Sunday, 15 November 2009

Time to Eat the Programmer?

One of my colleagues asked the question of whether the work that we do (at Everware-CBDI) could ride the ‘green’ bandwagon. After all he suggested, some of our key services in helping customers to transform their existing systems, and reuse software components and software services via CBD and SOA, might be considered ‘green’.

My first reaction was “that’s a bit of a stretch”. However, some of the news recently that has accompanied the publication of the book “Time to Eat the Dog” by Robert and Brenda Vale highlights just how complex the ‘green’ issue is.

For example, the authors point out that the ecological footprint of a keeping a medium sized dog as a pet is in fact greater than that of driving a large SUV 10,000km a year. This presents a double ecological challenge for my colleague who raised the question as he has both a Labrador and a SUV.

It struck me therefore that if those authors can determine the effect each pet has on the environment, then similarly we ought to be able to determine the ecological impact of each line of code produced by a programmer.

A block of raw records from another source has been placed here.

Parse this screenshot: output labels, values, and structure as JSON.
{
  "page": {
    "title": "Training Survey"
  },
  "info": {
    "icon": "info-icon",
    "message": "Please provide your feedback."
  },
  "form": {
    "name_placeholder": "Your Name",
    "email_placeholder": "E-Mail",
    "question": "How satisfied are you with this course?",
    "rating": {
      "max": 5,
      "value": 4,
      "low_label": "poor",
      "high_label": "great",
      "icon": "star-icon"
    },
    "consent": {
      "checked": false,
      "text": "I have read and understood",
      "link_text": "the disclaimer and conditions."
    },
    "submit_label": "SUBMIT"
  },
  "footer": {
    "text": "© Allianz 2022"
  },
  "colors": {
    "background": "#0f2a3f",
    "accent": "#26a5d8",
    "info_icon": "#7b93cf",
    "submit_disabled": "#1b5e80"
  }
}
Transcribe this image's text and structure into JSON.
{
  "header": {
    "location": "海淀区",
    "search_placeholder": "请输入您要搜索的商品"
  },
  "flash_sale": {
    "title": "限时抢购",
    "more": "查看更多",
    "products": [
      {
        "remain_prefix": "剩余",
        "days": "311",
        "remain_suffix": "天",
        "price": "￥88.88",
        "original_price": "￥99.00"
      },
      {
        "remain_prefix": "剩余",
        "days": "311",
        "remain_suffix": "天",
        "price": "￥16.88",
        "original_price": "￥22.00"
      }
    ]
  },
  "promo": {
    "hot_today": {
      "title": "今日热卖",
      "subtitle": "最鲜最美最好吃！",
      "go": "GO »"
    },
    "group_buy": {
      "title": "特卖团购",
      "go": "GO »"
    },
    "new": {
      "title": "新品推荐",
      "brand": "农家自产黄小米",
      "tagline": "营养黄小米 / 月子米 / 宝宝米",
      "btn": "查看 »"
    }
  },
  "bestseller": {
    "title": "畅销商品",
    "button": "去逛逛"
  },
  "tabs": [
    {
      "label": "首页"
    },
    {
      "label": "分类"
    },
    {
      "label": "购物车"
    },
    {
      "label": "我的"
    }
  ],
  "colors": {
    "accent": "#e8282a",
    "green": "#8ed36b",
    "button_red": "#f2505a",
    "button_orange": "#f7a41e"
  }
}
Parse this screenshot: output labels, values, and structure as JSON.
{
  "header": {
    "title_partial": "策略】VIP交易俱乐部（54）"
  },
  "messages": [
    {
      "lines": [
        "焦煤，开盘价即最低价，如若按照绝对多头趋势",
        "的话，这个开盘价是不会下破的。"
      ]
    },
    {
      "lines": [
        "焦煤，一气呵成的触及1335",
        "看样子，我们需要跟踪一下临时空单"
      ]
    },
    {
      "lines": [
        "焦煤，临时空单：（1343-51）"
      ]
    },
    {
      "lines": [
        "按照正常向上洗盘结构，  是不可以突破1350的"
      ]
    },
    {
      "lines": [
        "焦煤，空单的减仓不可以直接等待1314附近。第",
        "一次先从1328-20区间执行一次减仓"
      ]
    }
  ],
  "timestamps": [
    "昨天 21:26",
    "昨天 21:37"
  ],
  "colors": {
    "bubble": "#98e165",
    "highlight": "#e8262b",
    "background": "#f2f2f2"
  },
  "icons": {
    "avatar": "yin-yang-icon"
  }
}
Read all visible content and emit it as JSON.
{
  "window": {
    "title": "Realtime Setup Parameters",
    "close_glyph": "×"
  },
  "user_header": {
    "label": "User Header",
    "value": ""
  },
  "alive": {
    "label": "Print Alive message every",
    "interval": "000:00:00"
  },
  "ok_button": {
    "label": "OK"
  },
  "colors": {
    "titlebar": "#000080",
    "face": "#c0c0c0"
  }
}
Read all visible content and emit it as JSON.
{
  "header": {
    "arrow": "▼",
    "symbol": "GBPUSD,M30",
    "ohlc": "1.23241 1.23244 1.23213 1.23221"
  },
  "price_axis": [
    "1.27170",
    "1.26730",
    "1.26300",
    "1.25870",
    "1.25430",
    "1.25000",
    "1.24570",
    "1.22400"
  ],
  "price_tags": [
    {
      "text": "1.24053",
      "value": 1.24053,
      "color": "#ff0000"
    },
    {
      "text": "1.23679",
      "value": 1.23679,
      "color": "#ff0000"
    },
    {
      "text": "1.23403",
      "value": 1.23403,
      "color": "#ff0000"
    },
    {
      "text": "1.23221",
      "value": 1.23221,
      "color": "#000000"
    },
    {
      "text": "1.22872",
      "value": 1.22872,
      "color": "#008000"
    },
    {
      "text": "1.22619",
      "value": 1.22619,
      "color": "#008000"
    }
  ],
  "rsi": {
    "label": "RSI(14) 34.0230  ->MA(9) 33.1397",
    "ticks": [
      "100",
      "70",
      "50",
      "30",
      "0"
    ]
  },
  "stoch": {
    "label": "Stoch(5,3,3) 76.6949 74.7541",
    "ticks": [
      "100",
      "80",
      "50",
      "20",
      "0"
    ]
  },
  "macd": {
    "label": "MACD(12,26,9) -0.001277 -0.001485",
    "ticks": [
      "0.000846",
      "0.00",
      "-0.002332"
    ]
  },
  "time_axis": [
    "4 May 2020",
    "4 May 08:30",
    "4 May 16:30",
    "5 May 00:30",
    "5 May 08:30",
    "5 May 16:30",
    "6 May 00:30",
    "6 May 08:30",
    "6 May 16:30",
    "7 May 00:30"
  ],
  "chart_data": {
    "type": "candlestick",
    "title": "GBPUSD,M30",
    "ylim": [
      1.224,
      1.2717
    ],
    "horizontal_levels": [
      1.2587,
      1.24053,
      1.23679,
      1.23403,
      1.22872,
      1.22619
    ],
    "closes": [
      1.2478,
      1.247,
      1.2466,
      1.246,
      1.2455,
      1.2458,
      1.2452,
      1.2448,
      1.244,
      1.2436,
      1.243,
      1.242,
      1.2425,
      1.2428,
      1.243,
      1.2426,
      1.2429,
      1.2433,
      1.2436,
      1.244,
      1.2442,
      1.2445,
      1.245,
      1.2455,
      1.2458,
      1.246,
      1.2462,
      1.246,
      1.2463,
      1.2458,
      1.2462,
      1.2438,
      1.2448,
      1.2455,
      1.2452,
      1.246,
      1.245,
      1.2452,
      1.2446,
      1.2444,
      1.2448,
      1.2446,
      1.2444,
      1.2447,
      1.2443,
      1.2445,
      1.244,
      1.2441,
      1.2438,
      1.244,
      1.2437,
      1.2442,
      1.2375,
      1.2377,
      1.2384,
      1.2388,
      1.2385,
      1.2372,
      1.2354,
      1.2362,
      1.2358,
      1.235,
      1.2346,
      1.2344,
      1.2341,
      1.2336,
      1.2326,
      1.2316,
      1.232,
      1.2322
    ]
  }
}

I don’t intend to do so here (determining the equation would itself be a waste of valuable resources – well my time at least). But it does illustrate just how complex the issues of all things ‘green’ truly are.

Most ‘green’ IT efforts today are focused on reducing energy consumption by using more efficient computers. Similarly, many of the ‘green’ messages focused on the population at large are also focused on reducing energy consumption by using more efficient means of transport.

But if as demonstrated by the ecological impact of pets, we need to consider much more complex factors in order to truly establish our impact on the environment, then I guess it is just as valid to ask not just how much electricity does a CPU use, but also what is the ecological impact of programming – or other IT development activities.

Perhaps organizations that are serious about ‘green’ IT ought to better consider the options of software ‘recycling’ before they simply create yet another new system. No longer is it just an economic decision of whether it is cheaper to recycle components of an existing system or build new one, now it is also an ecological decision too.

Yes, it is still a “bit of a stretch”. But nevertheless, not perhaps quite as extraneous as you might have first thought.